Zo duidelijk als de doelstellingen schijnen, zo problematisch zijn ze echter bij nadere beschouwing. Zo kan een aanval op de toestand in Bosnië averechts uitpakken. Het wankele akkoord van Dayton loopt direct gevaar. Nu de extreem-nationalisten vorige maand bij de verkiezingen in Bosnië verkiezingswinst boekten, is de afhankelijkheid van Milosevic om de Bosnische Serviërs kalm te houden enkel toegenomen. Te voorspellen dat de eerste kruisraketten zijn bereidwilligheid al aan flarden zullen schieten, vereist geen helderziendheid.
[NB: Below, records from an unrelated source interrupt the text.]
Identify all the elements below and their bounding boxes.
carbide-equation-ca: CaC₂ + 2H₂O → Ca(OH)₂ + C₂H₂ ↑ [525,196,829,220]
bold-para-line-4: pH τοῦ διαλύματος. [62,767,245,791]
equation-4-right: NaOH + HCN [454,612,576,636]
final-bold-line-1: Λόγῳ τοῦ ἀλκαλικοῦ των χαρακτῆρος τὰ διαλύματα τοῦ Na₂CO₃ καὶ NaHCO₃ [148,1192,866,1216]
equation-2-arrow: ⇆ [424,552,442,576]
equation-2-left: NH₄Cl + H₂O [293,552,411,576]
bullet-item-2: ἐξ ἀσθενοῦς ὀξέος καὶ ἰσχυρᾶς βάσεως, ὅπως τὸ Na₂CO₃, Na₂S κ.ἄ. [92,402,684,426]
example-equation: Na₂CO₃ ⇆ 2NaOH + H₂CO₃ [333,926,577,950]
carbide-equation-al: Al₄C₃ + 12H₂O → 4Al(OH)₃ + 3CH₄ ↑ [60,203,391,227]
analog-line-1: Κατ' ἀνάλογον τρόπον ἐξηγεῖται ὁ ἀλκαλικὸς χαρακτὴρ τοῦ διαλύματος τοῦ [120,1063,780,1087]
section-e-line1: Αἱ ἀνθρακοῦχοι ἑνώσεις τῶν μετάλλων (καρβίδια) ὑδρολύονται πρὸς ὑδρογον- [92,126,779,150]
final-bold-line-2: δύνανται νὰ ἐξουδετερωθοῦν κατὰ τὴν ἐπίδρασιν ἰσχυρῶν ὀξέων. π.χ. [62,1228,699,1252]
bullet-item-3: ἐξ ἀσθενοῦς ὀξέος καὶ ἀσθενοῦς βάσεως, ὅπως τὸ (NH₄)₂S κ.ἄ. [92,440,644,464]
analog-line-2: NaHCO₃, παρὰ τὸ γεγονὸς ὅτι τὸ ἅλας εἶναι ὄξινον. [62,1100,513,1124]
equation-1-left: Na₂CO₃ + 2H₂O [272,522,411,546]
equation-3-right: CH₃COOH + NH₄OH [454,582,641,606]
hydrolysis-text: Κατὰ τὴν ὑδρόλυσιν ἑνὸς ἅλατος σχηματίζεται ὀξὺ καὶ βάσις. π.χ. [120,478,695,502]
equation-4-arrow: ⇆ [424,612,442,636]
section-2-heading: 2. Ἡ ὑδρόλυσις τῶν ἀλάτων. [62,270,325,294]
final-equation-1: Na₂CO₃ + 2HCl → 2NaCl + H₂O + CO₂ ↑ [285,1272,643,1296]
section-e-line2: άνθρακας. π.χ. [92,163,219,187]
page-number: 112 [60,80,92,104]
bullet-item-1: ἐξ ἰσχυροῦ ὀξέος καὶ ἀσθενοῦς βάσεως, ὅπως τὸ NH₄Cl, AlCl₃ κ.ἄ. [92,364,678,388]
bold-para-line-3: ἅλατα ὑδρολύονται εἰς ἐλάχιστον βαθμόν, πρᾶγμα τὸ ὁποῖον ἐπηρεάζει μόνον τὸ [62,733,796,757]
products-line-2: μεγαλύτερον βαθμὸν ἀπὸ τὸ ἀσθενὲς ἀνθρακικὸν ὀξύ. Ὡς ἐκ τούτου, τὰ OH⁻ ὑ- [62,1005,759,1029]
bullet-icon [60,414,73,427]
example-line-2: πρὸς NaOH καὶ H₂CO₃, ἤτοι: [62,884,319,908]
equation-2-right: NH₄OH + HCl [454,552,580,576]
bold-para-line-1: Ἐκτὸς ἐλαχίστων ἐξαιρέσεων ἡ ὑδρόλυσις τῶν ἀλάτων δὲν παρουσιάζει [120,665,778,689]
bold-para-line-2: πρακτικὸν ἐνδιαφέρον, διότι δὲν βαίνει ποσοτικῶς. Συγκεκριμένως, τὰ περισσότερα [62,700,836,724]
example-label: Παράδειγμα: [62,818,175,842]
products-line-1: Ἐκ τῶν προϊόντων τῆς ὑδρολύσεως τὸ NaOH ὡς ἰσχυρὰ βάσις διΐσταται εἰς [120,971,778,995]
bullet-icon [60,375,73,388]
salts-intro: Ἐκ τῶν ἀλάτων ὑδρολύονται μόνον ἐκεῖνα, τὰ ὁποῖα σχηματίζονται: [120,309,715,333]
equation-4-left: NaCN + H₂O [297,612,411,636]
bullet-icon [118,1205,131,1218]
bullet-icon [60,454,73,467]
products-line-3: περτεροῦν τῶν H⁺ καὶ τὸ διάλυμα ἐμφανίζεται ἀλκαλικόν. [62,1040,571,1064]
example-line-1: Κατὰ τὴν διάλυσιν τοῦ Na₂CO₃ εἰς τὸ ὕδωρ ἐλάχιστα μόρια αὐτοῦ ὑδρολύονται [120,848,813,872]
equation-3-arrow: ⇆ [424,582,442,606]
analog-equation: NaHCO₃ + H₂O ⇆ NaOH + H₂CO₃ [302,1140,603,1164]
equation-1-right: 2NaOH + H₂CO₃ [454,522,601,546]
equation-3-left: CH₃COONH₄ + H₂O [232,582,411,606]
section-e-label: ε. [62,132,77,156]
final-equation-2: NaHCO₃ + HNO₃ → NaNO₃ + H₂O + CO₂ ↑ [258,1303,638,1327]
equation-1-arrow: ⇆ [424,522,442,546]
En stel, het lukt om Milosevic naar de onderhandelingstafel te bombarderen. Met wie moet hij vervolgens gaan praten? Schikt namens de Democratische Liga de gematigde Kosovaarse 'president' Ibrahim Rugova aan, of mag het radicale 'bevrijdingsleger' UCK het woord doen? Het formele uitgangspunt van de NAVO is zelfbestuur voor Kosovo, geen onafhankelijkheid. Maar voor het UCK is iedere overeenkomst die niet meer dan volledige zelfstandigheid oplevert, onbespreekbaar.

De Amerikaanse gezant Christopher Hill heeft de afgelopen maanden vergeefse pogingen ondernomen om een gezamenlijke Kosovaarse onderhandelingsdelegatie samen te stellen die met Milosevic zou kunnen gaan onderhandelen. Een duidelijk raamwerk voor besprekingen ontbreekt nog steeds. Of en op welke wijze luchtacties deze gordiaanse knoop zullen doorhakken, valt niet op voorhand uit te maken.

Grondtroepen
In militair opzicht bestaat meer duidelijkheid. Hoewel militaire deskundigen waarderend over de Joegoslavische strijdkrachten spreken, mag worden aangenomen dat de NAVO bij een treffen de overhand zal krijgen. Na overleg kan de Amerikaanse generaal Wesley Clark de luchtaanvallen in vier fasen opvoeren. Onder deze aanname zullen acties de greep van het Servische leger op het zuiden van Kosovo doen afnemen. Daarna ligt het voor de hand dat het UCK zal proberen de verloren posities weer in handen te krijgen. En daarop kan vervolgens een nieuwe golf Servische terreur volgen. Waarmee de cirkel rond is – wat niet de bedoeling was.

„Laten we niet om de pot heen draaien”, zei Willy Claes begin deze week. Een schone oorlog enkel en alleen vanuit de lucht bestaat niet. Zoveel heeft de Golfoorlog wel duidelijk gemaakt. Dus pleitte de voormalige secretaris-generaal van de NAVO voor de inzet van grondtroepen. Deze zouden in afwachting van een definitieve regeling in Kosovo moeten worden gelegerd, à la IFOR/SFOR in Bosnië. Zover zijn de NAVO-lidstaten echter nog lang niet. Het stationeren van een internationale vredesmacht in de provincie is in dit stadium nog helemaal niet aan de orde.

Dit doet de geloofwaardigheid van de NAVO geen goed. Maar omdat landen met uiteenlopende posities als Frankrijk en het Verenigd Koninkrijk toch al moeizaam een gezamenlijk standpunt inzake de eerste mogelijke aanval hebben bereikt, zijn verdergaande maatregelen jegens Belgrado niet haalbaar. De houding van Moskou behoeft geen nadere toelichting. Dat geeft Milosevic, ondanks het dreigende ultimatum, weer extra speelruimte.

Voor de NAVO is er daarom veel aan gelegen dat de Servische president resolutie 1199 naleeft, of althans maar in eerste instantie de schijn opwekt. Beperkt militair ingrijpen kan net zo goed als een slag in de lucht uitpakken als de lucht boven Kosovo op doen klaren. Een niet goed uitgedachte chirurgische ingreep maakt weinig kans op succes.